Chronic pancreatitis (CP) is a benign inflammatory process of the pancreas characterized by progressive and irreversible damage to the organ that eventually leads to pain and/ or exocrine and endocrine insufficiency as well as malnutrition.

 

Etiologic factors: TIGAR-O classification

  • Toxic-metabolic (alcohol/tobacco)
  • Idiopathic
  • Genetic (Trypsinogen gene mutations)
  • Autoimmune
  • Recurrent and severe acute pancreatitis
  • Obstructive (divisum or tumor)

 

Clinical signs and symptoms:

  • Pain: Abdominal pain is most common and morbid symptom occurring in majority of patients (90%) and is responsible for most hospital admissions related to CP. The pain is located in the epigastric area, often radiates to the back, dull or boring in quality and worsens after eating
  • Endocrine insufficiency (diabetes mellitus): Endocrine insufficiency also occurs late in disease. It is reported to tune of 20–30% in various Indian studies. It can be controlled with diet, OHAs and insulin therapy.
  • Exocrine insufficiency: Pancreatic exocrine insufficiency may be mild, moderate or severe depending on stage of disease process, duration of disease and etiology. Clinically apparent steatorrhea (fatty diarrhoea) generally does not occur until 90% of pancreatic function has been lost.

 

Complications

Various complications include pseudocysts, biliary or duodenal obstruction, internal or external pancreatic fistulae, left-sided portal hypertension and pancreatic malignancy.

 

How to diagnose chronic pancreatitis?   

  • Biochemical Measurements: Isoamylase, lipase, trypsin, and elastase levels may be low, normal, or elevated in patients with chronic pancreatitis. In early or mild cases of chronic pancreatitis, it is difficult to make a definitive diagnosis based on serum enzyme levels alone.
  • Radiological Testing:
    • Plain Abdominal Film: A plain film of the abdomen is usually the first diagnostic test used to establish a diagnosis of chronic pancreatitis. Diffuse, speckled calcification of the gland may suffice as a positive finding
    • Transabdominal Ultrasound: This is a simple, noninvasive, and relatively inexpensive imaging technique. Findings of a dilated pancreatic duct (greater than 4 mm), calcification, and large cavities (greater than 1 cm) are associated with chronic pancreatitis (70% sensitivity and 90% specificity)
    • Computed Tomography (CT): More sensitive than transabdominal ultrasound, CT (computed tomography) scanning can demonstrate duct dilation, cystic lesions, and calcification. This technique is useful in discriminating chronic pancreatitis from pancreatic carcinoma
    • Magnetic Resonance Cholangiopancreatography (MRCP): It represents a major advance in the demonstration of pancreatic ductal anatomy. MRCP yields satisfactory pancreatograms in patients with chronic pancreatitis in whom a CT scan showed no abnormalities
    • Endoscopic Retrograde Cholangiopancreatography (ERCP): ERCP is an endoscopic technique for visualization of the bile and pancreatic ducts. This is a sensitive and specific diagnostic tool in chronic pancreatitis. ERCP shows details of the pancreatic ductal anatomy, including strictures, ductal rupture and pseudocysts
    • Endoscopic Ultrasonography (EUS): Endoscopic ultrasonography is the most sensitive imaging tool for the diagnosis of chronic pancreatitis, and has been proven to be more accurate than the CT scan.

 

Management Strategies in Chronic Pancreatitis

 The essential aspects of managing a patient with CP involve: (1) amelioration of pain; (2) maintain nutrition and control maldigestion; and (3) tackle complications.
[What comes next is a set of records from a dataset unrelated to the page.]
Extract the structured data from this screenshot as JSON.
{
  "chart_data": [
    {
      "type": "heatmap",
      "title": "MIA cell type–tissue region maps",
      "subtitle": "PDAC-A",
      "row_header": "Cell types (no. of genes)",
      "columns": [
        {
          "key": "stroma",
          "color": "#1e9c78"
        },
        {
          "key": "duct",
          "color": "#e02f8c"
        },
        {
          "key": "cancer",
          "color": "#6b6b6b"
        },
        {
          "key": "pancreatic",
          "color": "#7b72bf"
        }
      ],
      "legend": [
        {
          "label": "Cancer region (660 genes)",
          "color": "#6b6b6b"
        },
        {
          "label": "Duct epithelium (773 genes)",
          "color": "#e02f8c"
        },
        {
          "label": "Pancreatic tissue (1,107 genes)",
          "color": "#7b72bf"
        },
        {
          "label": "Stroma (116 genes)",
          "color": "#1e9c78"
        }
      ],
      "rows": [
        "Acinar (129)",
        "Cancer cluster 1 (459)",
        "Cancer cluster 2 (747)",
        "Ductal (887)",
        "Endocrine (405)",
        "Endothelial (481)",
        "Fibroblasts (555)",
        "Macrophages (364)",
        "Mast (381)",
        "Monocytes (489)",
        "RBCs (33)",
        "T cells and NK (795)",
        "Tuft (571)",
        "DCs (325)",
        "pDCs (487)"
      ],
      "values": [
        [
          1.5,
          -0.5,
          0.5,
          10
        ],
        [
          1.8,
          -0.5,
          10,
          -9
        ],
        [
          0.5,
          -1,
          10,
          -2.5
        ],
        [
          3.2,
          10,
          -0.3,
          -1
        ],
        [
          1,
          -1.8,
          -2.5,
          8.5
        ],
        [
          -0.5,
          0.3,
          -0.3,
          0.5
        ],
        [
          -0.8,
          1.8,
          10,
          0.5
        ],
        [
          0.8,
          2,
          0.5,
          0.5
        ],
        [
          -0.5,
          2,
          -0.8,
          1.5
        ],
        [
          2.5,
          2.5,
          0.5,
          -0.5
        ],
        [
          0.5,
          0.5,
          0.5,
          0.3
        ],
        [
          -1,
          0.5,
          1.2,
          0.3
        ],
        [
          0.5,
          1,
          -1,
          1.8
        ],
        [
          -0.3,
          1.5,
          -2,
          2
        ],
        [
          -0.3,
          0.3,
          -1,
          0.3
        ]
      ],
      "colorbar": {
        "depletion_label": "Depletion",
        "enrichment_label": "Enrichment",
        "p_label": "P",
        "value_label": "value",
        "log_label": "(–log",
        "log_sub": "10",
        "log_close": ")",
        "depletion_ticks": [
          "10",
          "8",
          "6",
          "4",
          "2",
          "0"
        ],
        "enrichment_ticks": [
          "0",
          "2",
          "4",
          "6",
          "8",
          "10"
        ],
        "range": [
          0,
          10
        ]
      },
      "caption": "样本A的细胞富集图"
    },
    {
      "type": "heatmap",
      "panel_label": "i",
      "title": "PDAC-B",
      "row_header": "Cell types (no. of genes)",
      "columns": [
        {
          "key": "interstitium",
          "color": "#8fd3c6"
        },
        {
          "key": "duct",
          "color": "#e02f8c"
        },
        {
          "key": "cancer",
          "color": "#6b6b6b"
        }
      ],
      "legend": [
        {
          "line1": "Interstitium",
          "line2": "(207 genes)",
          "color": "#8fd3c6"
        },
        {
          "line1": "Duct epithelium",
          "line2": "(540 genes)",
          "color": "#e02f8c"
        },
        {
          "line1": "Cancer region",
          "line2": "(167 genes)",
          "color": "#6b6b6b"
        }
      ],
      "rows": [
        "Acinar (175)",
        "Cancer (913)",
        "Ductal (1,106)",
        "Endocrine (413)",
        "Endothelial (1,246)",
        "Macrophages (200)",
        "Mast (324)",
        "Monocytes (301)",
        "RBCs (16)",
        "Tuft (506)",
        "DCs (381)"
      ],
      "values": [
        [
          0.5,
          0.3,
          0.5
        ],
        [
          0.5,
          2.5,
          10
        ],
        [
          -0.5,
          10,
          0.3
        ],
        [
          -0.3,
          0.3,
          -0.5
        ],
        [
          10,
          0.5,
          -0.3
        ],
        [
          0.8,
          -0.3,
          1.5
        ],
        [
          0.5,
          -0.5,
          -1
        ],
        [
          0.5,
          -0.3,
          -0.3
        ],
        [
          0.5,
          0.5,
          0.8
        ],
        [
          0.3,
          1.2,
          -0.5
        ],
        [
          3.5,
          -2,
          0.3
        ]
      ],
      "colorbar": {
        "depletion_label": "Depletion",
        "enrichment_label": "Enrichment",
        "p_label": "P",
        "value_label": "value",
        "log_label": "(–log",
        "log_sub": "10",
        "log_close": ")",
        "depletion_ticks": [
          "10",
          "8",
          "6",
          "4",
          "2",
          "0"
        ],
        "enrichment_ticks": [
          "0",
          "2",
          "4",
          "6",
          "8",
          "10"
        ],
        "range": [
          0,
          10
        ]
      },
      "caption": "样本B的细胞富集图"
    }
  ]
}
Control of abdominal pain: The goal of therapy is to control pain to that level that it may not hamper patient’s life as complete relief of pain is not expected. The following modalities are used to control the pain:

  • Analgesics
  • Pancreatic Enzymes
  • Antioxidants
  • Pregabalin
  • Nerve Blocks: Celiac plexus blockade (CPB) and celiac plexus neurolysis (CPN) are the nerve block methods used to disrupt the signaling of the pancreatic pain afferents to the spinal cord.
  • Endoscopic Therapy: The aim of the endotherapy is to relieve pain by alleviating outflow obstruction of PD and decrease ductal hypertension. Endoscopic pancreatic sphincterotomy has been used to reduce pancreatic duct pressure and to facilitate other procedures such as pancreatic stent placement, tissue sampling, dilation of strictures, or stone removal.